Plane crashes into DR Congo city
At least nine people were killed when an airliner ploughed into a commercial area during take-off in Goma in the Democratic Republic of Congo.
It appears the plane skidded in wet weather, smashing through a wall and catching fire. Most of the 85 people aboard survived, doctors say.
Early reports had spoken of dozens of bodies found at the scene.
The DC-9 was chartered by private airline Hewa Bora and had been en route to Kisangani in central DR Congo.
DR Congo has one of the world's poorest air safety records with eight crashes in 2007, Reuters news agency notes.
A third of the runway at Goma's airport was affected by a lava flow from a volcanic eruption that occurred there six years ago.
This makes Goma a particularly difficult spot for take-off, local sources in the aviation industry say.
Buckets of water
Nine people were killed as a result of the crash, United Nations staff and regional governor Julien Mpaluku said.
UN staff who visited two local hospitals found 55 injured plane passengers, six of them in a serious condition.
Reports say the plane never really left the ground and most passengers were able to escape after the crash before fire took hold.
It is still unclear if any of those killed or injured were on the ground in the Birere district at the time.
A plume of black smoke rose above the area which is home to small shops and restaurants.
"People are coming with buckets of water to put out the fire," a witness told Reuters.
"The [United Nations] is here trying to keep back the crowds."
The witness added that one building had been destroyed and two others were charred by the fire.
The business district of Birere is the beating heart of the city, the BBC's Arnaud Zajtman says.
British MP Eric Joyce, who heads the Commons all-party group on the Great Lakes region of Africa, witnessed the scenes at a hospital about a mile from the crash site.
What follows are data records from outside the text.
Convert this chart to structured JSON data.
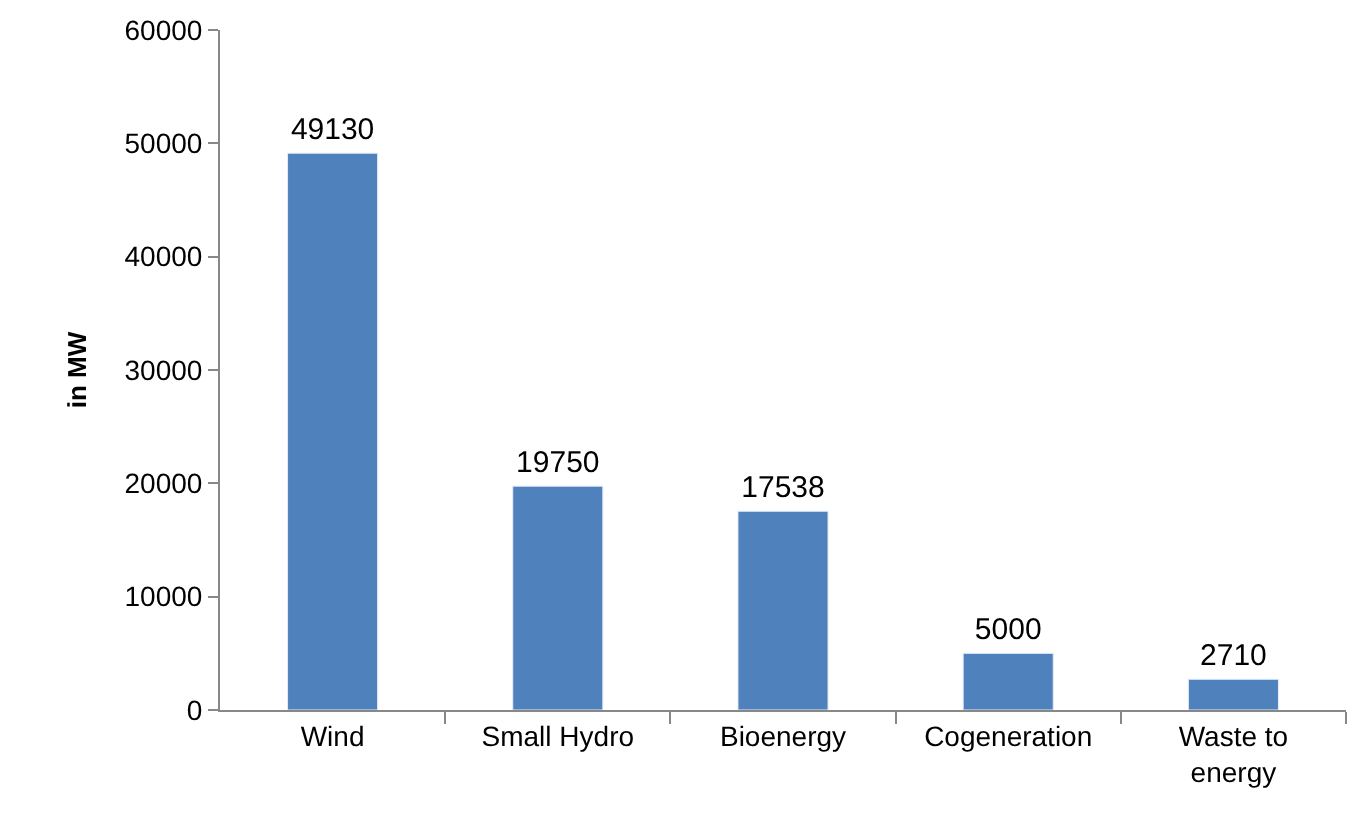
{
  "chart_data": {
    "type": "bar",
    "ylabel": "in MW",
    "categories": [
      "Wind",
      "Small Hydro",
      "Bioenergy",
      "Cogeneration",
      "Waste to energy"
    ],
    "values": [
      49130,
      19750,
      17538,
      5000,
      2710
    ],
    "color": "#4f81bd",
    "ylim": [
      0,
      60000
    ],
    "yticks": [
      0,
      10000,
      20000,
      30000,
      40000,
      50000,
      60000
    ],
    "data_labels": true
  }
}
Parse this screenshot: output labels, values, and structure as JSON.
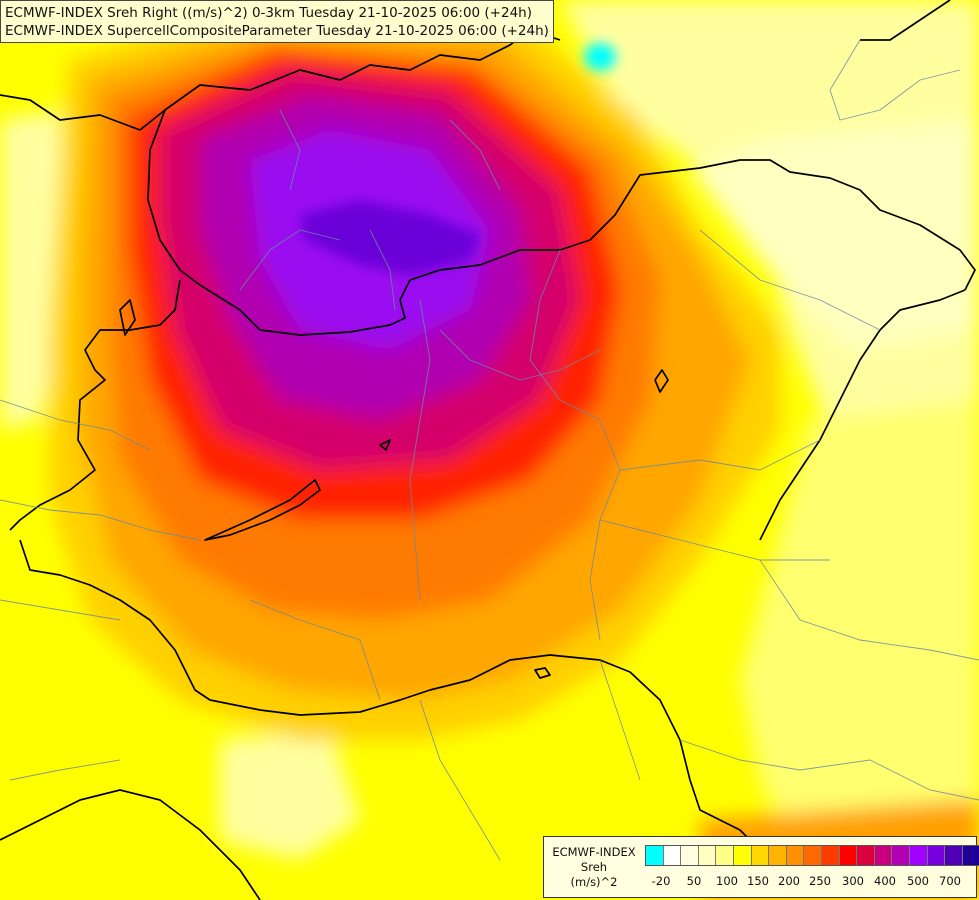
{
  "title": {
    "line1": "ECMWF-INDEX Sreh Right ((m/s)^2) 0-3km Tuesday 21-10-2025 06:00 (+24h)",
    "line2": "ECMWF-INDEX SupercellCompositeParameter Tuesday 21-10-2025 06:00 (+24h)"
  },
  "legend": {
    "source": "ECMWF-INDEX",
    "parameter": "Sreh",
    "unit": "(m/s)^2",
    "colors": [
      "#00ffff",
      "#ffffff",
      "#ffffe0",
      "#ffffc0",
      "#ffff88",
      "#ffff00",
      "#ffd700",
      "#ffb300",
      "#ff9000",
      "#ff6a00",
      "#ff3c00",
      "#ff0000",
      "#dc0040",
      "#c80080",
      "#b400b4",
      "#a000ff",
      "#7800dc",
      "#5000b4",
      "#1e0096"
    ],
    "tick_labels": [
      "-20",
      "50",
      "100",
      "150",
      "200",
      "250",
      "300",
      "400",
      "500",
      "700"
    ]
  }
}
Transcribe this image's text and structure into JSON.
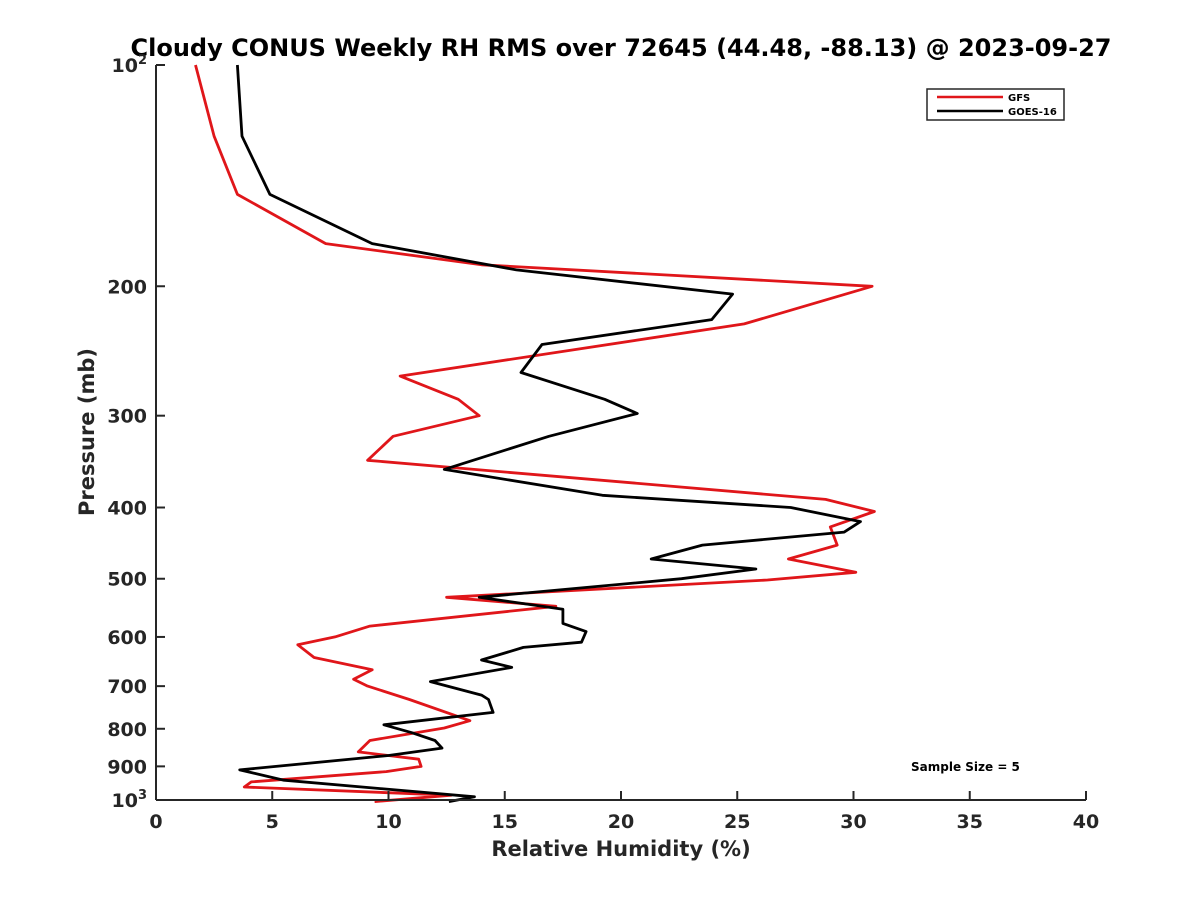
{
  "chart_data": {
    "type": "line",
    "title": "Cloudy CONUS Weekly RH RMS over 72645 (44.48, -88.13) @ 2023-09-27",
    "xlabel": "Relative Humidity (%)",
    "ylabel": "Pressure (mb)",
    "xlim": [
      0,
      40
    ],
    "ylim": [
      100,
      1000
    ],
    "y_scale": "log",
    "y_reversed": true,
    "x_ticks": [
      0,
      5,
      10,
      15,
      20,
      25,
      30,
      35,
      40
    ],
    "y_ticks": [
      {
        "value": 100,
        "label": "10",
        "sup": "2"
      },
      {
        "value": 200,
        "label": "200",
        "sup": ""
      },
      {
        "value": 300,
        "label": "300",
        "sup": ""
      },
      {
        "value": 400,
        "label": "400",
        "sup": ""
      },
      {
        "value": 500,
        "label": "500",
        "sup": ""
      },
      {
        "value": 600,
        "label": "600",
        "sup": ""
      },
      {
        "value": 700,
        "label": "700",
        "sup": ""
      },
      {
        "value": 800,
        "label": "800",
        "sup": ""
      },
      {
        "value": 900,
        "label": "900",
        "sup": ""
      },
      {
        "value": 1000,
        "label": "10",
        "sup": "3"
      }
    ],
    "grid": false,
    "legend_position": "top-right",
    "series": [
      {
        "name": "GFS",
        "color": "#e0161a",
        "points": [
          [
            1.7,
            100
          ],
          [
            2.5,
            125
          ],
          [
            3.5,
            150
          ],
          [
            7.3,
            175
          ],
          [
            14.0,
            187
          ],
          [
            30.8,
            200
          ],
          [
            25.3,
            225
          ],
          [
            10.5,
            265
          ],
          [
            13.0,
            285
          ],
          [
            13.9,
            300
          ],
          [
            10.2,
            320
          ],
          [
            9.1,
            345
          ],
          [
            28.8,
            390
          ],
          [
            30.9,
            405
          ],
          [
            29.0,
            425
          ],
          [
            29.3,
            450
          ],
          [
            27.2,
            470
          ],
          [
            30.1,
            490
          ],
          [
            26.3,
            502
          ],
          [
            12.5,
            530
          ],
          [
            17.2,
            545
          ],
          [
            9.2,
            580
          ],
          [
            7.7,
            600
          ],
          [
            6.1,
            615
          ],
          [
            6.8,
            640
          ],
          [
            9.3,
            665
          ],
          [
            8.5,
            685
          ],
          [
            9.1,
            700
          ],
          [
            10.9,
            730
          ],
          [
            13.5,
            780
          ],
          [
            12.4,
            798
          ],
          [
            9.2,
            830
          ],
          [
            8.7,
            860
          ],
          [
            11.3,
            880
          ],
          [
            11.4,
            900
          ],
          [
            9.9,
            915
          ],
          [
            4.1,
            945
          ],
          [
            3.8,
            960
          ],
          [
            12.7,
            985
          ],
          [
            9.4,
            1005
          ]
        ]
      },
      {
        "name": "GOES-16",
        "color": "#000000",
        "points": [
          [
            3.5,
            100
          ],
          [
            3.7,
            125
          ],
          [
            4.9,
            150
          ],
          [
            9.3,
            175
          ],
          [
            15.5,
            190
          ],
          [
            24.8,
            205
          ],
          [
            23.9,
            222
          ],
          [
            16.6,
            240
          ],
          [
            15.7,
            262
          ],
          [
            19.3,
            285
          ],
          [
            20.7,
            298
          ],
          [
            16.9,
            320
          ],
          [
            12.4,
            355
          ],
          [
            19.2,
            385
          ],
          [
            27.3,
            400
          ],
          [
            30.3,
            418
          ],
          [
            29.6,
            432
          ],
          [
            23.5,
            450
          ],
          [
            21.3,
            470
          ],
          [
            25.8,
            485
          ],
          [
            22.6,
            500
          ],
          [
            13.9,
            530
          ],
          [
            17.5,
            550
          ],
          [
            17.5,
            575
          ],
          [
            18.5,
            590
          ],
          [
            18.3,
            610
          ],
          [
            15.8,
            620
          ],
          [
            14.0,
            645
          ],
          [
            15.3,
            660
          ],
          [
            11.8,
            690
          ],
          [
            14.0,
            720
          ],
          [
            14.3,
            730
          ],
          [
            14.5,
            760
          ],
          [
            9.8,
            790
          ],
          [
            11.0,
            810
          ],
          [
            12.0,
            830
          ],
          [
            12.3,
            850
          ],
          [
            10.0,
            870
          ],
          [
            3.6,
            910
          ],
          [
            5.5,
            940
          ],
          [
            13.7,
            990
          ],
          [
            12.6,
            1005
          ]
        ]
      }
    ],
    "annotation": "Sample Size = 5"
  }
}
"The injuries seem to be primarily people on the aircraft but it's very hard to tell," he told the BBC.
"Certainly a lot of people around here have been affected, there are lots of relatives and casualties coming in.
"The problem appears to be that there aren't enough vehicles to get everyone out."
Mr Joyce added doctors in the city had been holding a strike on Tuesday
"So I think doctors will be making their way to the hospitals but at the moment but they may not have all been in the hospitals when this crash took place," he said.